Energy & Environment

EPA to reinstate air pollution panel disbanded under Trump

The Environmental Protection Agency (EPA) will reinstate a scientific group that looks at air pollution and was disbanded under the Trump administration, a spokesperson confirmed to The Hill on Monday,

EPA spokesperson Tim Carroll said in an email that the EPA’s Science Advisory Board will issue a call “in the next few weeks” for nominations for the Particulate Matter Review Panel.

Then-EPA Administrator Andrew Wheeler disbanded the panel, made up of scientists who are considered experts on particulate matter, in 2018. 

It had been tasked with helping the agency to determine a safe level of particulate matter. Long-term exposure to a form of particulate matter has been linked to heart attacks, asthma attacks and premature death.
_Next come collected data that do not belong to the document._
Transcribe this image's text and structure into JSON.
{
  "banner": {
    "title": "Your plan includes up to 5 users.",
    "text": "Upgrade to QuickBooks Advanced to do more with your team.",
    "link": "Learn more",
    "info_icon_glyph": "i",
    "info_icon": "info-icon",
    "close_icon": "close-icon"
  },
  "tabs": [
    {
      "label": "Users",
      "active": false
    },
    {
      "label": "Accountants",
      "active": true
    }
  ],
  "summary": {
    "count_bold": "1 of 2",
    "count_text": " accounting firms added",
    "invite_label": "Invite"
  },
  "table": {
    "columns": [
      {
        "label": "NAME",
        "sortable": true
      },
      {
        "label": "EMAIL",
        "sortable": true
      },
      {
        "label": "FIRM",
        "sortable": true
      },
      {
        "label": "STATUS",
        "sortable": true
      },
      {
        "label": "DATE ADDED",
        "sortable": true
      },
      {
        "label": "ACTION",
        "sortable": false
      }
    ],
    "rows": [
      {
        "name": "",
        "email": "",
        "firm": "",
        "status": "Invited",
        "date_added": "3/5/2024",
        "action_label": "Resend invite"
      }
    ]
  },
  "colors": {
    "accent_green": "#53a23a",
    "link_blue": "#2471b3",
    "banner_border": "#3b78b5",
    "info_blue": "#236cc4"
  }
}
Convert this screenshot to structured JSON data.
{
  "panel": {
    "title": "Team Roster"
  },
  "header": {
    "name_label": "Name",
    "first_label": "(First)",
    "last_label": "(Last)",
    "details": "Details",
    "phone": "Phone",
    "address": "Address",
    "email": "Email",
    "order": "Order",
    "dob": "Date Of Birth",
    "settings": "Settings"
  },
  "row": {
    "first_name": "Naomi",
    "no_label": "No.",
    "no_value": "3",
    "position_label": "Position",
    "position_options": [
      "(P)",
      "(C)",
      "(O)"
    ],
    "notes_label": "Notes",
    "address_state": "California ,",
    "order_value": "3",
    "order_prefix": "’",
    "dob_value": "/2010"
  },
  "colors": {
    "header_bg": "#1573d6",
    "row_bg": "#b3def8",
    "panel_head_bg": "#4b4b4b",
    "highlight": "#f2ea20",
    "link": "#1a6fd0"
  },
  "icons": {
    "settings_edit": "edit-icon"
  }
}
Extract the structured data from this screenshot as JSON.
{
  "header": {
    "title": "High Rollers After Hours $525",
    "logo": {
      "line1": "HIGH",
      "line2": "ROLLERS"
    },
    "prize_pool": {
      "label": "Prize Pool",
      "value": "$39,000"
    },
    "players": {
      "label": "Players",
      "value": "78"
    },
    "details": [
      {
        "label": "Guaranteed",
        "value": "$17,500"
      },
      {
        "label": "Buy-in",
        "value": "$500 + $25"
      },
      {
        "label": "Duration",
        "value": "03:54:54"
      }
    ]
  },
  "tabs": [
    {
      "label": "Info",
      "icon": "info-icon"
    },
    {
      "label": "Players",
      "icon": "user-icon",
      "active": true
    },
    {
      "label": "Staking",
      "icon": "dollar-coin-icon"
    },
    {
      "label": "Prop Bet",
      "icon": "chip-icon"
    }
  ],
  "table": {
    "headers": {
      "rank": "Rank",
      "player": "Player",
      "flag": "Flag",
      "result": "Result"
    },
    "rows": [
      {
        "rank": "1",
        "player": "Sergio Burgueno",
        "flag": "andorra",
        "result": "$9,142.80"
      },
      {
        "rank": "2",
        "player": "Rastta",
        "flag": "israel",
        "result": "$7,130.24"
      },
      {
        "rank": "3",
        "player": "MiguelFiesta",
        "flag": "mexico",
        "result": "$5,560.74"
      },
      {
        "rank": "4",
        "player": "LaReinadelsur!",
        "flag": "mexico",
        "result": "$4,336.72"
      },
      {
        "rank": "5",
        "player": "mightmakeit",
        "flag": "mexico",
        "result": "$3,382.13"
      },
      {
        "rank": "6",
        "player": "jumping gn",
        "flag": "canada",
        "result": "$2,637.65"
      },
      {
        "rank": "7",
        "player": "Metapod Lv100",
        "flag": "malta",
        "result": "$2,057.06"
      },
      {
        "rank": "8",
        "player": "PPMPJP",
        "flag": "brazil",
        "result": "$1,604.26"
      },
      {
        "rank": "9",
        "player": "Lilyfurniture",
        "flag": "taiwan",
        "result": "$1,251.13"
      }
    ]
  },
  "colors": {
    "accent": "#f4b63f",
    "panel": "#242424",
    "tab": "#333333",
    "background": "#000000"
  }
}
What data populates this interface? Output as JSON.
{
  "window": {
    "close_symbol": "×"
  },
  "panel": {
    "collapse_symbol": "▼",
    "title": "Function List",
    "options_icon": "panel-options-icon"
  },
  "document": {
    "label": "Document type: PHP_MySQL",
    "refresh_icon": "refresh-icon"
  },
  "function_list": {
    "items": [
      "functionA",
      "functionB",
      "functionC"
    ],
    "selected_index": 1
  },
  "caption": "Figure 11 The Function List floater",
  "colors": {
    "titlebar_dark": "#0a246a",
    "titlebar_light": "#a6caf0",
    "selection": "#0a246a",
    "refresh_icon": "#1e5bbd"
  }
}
At the time, critics blasted the move to disband the panel as anti-science. 

Monday’s news comes just a few days after the agency announced that it would review the Trump administration’s decision not to tighten air quality standards for particulate matter. 

When making the decision to retain the Obama-era standard, Wheeler defended it as “protective of public health.”

But, a policy assessment from agency staff last year found that thousands of lives could be saved if the standard were tightened. 

Particulate matter can come from sources such as power plants, industry and automobiles, when pollutants they emit interact with others in the air.